Médicaments ► Conduite : Les substances contre l’anxiété pointées du doigt

Anxiolytiques et somnifères sont facilement un recours quand on a du mal à dormir. Le lendemain, les effets des médicaments ne sont pas forcément dissipés, ce qui n’empêche pas les consommateurs de prendre le volant. Une campagne d’information a été lancée mercredi.

Les Français seraient plus de 11 millions à prendre des médicaments pour pouvoir dormir plus facilement ou s’endormir, selon un rapport de l’Agence nationale de sécurité du médicament (ANSM). Somnifères et anxiolitiques sont le lot quotidien de beaucoup, ou même ponctuellement.

Le mariage des substances utilisées et le volant ne fonctionne pas et les chiffres sont alarmants d’après le Pr François Chast, président du comité d’éducation sanitaire et sociale de la pharmacie française (Cespharm), rattaché à l’Ordre des pharmaciens : « 3,4 % des accidents mortels de la route sont attribués à une prise de médicaments ». Ainsi, l’Ordre des pharmaciens, la Sécurité routière et la Direction générale de la santé viennent de lancer, mercredi 22 mars, une campagne d’information dont le slogan, « La sécurité sur la route commence sur votre table de nuit », figurera sur des affiches apposées dans les pharmacies.

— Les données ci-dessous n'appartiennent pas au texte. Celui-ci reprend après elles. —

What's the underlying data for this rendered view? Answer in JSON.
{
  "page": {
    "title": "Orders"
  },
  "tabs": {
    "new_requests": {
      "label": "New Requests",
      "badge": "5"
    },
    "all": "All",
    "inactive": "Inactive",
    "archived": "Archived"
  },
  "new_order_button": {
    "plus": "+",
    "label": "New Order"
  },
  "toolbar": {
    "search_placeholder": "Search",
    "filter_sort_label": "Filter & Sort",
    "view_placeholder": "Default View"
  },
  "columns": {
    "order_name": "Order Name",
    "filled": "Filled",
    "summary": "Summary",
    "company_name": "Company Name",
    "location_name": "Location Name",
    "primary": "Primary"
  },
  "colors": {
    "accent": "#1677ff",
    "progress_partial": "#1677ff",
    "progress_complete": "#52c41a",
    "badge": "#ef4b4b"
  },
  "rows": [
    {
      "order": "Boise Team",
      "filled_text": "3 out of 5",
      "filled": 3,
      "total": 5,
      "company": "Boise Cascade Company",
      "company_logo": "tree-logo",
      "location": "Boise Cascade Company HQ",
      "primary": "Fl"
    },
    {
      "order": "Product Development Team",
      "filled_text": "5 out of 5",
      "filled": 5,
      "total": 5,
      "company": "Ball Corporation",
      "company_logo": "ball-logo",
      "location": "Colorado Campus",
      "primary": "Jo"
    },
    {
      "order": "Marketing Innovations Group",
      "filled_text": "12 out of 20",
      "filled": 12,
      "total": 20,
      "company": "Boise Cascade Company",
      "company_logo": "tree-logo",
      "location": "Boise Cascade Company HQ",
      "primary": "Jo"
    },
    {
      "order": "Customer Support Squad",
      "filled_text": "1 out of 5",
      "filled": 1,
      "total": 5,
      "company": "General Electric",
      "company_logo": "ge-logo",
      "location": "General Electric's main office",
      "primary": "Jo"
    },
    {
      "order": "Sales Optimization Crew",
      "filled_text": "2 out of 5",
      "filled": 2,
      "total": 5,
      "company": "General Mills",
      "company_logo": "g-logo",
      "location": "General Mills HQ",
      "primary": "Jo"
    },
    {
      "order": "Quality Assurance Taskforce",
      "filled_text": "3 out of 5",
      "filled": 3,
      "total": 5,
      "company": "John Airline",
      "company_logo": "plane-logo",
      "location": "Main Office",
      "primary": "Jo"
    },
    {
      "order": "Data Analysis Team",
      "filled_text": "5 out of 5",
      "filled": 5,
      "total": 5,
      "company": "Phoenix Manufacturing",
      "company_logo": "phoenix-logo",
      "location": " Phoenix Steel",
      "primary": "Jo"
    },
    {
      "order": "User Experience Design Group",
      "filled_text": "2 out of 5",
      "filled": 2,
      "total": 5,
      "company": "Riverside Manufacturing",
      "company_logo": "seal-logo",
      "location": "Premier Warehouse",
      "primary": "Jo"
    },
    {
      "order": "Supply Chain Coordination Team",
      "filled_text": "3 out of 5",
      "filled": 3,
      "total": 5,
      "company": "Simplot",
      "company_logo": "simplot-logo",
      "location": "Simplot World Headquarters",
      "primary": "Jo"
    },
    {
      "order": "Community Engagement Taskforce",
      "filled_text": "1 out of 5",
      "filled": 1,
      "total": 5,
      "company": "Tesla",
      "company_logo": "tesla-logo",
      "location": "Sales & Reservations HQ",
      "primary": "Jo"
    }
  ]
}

« Depuis une quarantaine d’années, les campagnes d’information en matière de prévention routière sont axées, et à juste titre, sur les dangers liés à la consommation d’alcool et de drogues au volant. Mais les patients ne sont pas suffisamment informés des dangers de la conduite sous l’emprise de médicaments », souligne François Chast, également chef du service pharmacologie-toxicologie de l’hôpital Necker à Paris.

La campagne est lancée juste après la publication, le 18 mars, au journal officiel, d’un arrêté ministériel modifiant la liste des médicaments présentant des risques pour la conduite de véhicules. « La nouveauté, c’est que désormais, tous les médicaments inducteurs de sommeil ou anxiolytiques sont classés niveau 3, c’est-à-dire que leur consommation est assortie d’une interdiction de conduire un véhicule, même un vélo précise-t-il. Car leur consommation associée à la conduite est responsable d’environ 150 morts par an,… C’est considérable ».

Pourtant, sur les routes, les tests de dépistage ne comprennent pas la détection de substances médicamenteuses. Alcool et stupéfiants sont à l’ordre du jour (et encore pour les drogues, ils sont parfois encore un peu aléatoires) mais pas les médicaments.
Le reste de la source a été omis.